Cave delivered the Distinguished Historian Lecture, “‘Why the _____ Would Anybody Study History?’ A Comment on a Quip,” at the meeting, which brings together teachers, scholars, public historians and students interested in history.
“It is truly an honor to be chosen for such a prestigious award,” Cave said. “I cannot express the immense gratitude I have for my fellow colleagues.”
Cave joined the University in 1973 when he was appointed dean of the College of Arts and Sciences; he served in that capacity until 1990.
Cave has mentored more than 75 UT students with their master’s theses and 20 with their dissertations as part of his commitment to the younger generations of scholars.
“The award is not something just chosen for great accomplishments done within the last year,” Cave said. “The award embodies all of the work and dedication in the field of history completed over a lifetime.”
A colleague who nominated Cave for the honor said, “Professor Cave is an example of a rare scholar who was able to deftly weave a career in academia as both a capable administrator and as a first-rate teacher and author.”

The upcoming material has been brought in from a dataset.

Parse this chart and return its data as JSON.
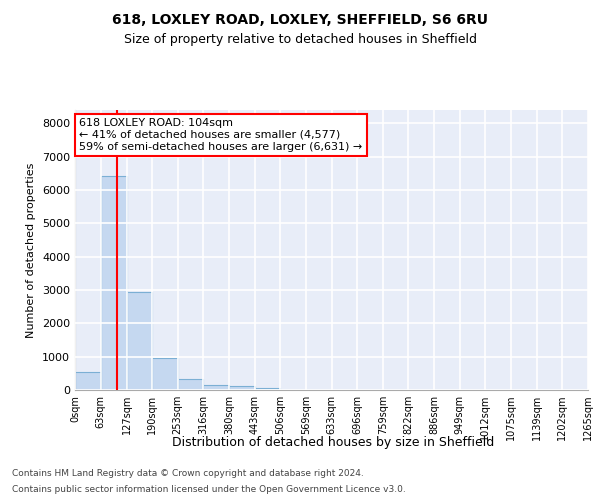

Cave received his bachelor’s degree from Linfield College and earned his master’s and doctoral degrees from the University of Florida. He has taught at the University of Florida, the City College of New York and the University of Utah. His scholarly works primarily focus on the Jacksonian era and American Indians.
He has published seven books, most recently Lethal Encounters: Indians and Englishmen in Colonial Virginia (2011), which earned Cave an award nomination from the Ohio Academy of History.